Bartmanski's first academic position was as a Lecturer in the Department of Sociology, TU Darmstadt from 2012. From 2012 to 2015 he was a European Social Fund Postdoctoral Fellow at Masaryk University and for 2014 to 2015 a Visiting Lecturer at Bard College Berlin. Since 2015 he has been a Research Associate in the Sociology Department at DFG-Projekt, TU Berlin. His research relates to material culture, urban sociology, and the sociology of consumption, knowledge, and music.[3]
His book with Ian Woodward, Vinyl: The Analogue Record in the Digital Age (2015), received positive reviews for its treatment of the resurgence of the vinyl record as a recording medium from the point of view of material culture and the sociology of consumption.[4] [5] Nabeel Zuberi in the journal of the International Association for the Study of Popular Music praised the authors for the throughness of their research, saying "Vinyl is a vital work to spin, mix and play off more textualist feminist scholarship and critical race studies on phonographic culture" but felt that the authors could have given more attention to the economic aspects of the vinyl resurgence and noted that most of the interviewees were white European men.[6] Likewise, Paul Winters' review in Popular Music and Society found the book's greatest weakness to be its "focus on urban, independent, and electronic users", a focus that necessarily leaves much of "the story of the vinyl revival untold".[7] Anne-Kathrin Hoklas in Information, Communication & Society notes Bartmanski and Woodward's argument that the vinyl revival is not purely nostalgic and that it has occurred not despite digitization but partly because of it. She praised the book for "providing a refreshing perspective on contemporary vinyl culture informed by cultural sociology and material culture studies".[8] Robin Bartram in Qualitative Sociology praised the authors for the "meticulous detail" with which they investigated their subject.[9] Writing in the Association for Recorded Sound Collections annual journal, Edward Komara commended the authors for being "sturdy academics who know exactly when to leave the discussion of the musical aspects to the musicologists".[10]

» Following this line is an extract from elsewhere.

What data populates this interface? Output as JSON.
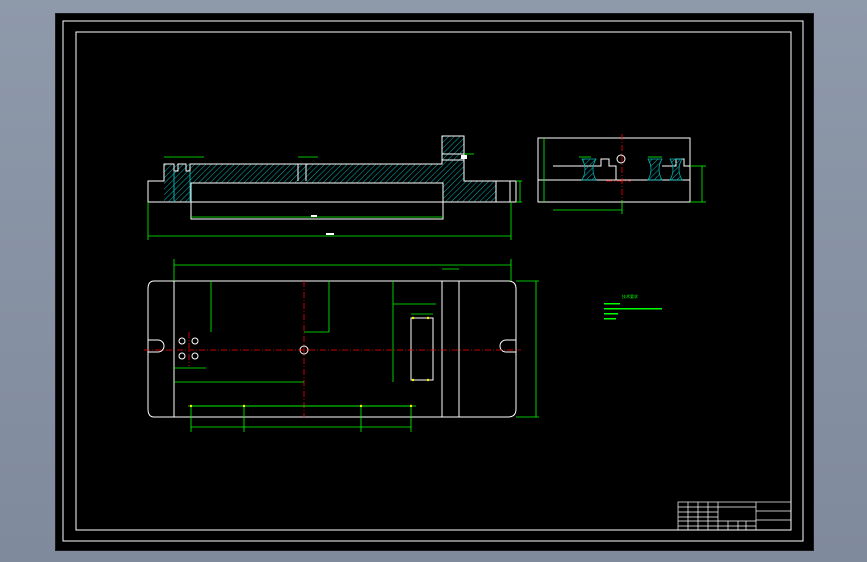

The book's discussion of the physical manifestations of recorded media relates to Bartmanski's work on icons about which he had co-edited and authored a book in 2012 titled Iconic Power: Materiality and Meaning in Social Life[11] and his work on the nostalgic power of the physical symbols of superseded forms such as the vinyl record or the former communist regimes of eastern Europe as evidenced in the streetscapes of Berlin and Warsaw.[12]
His book Labels: Making Independent Music with Ian Woodward is set to be published by Bloomsbury Academic in 2019.[13]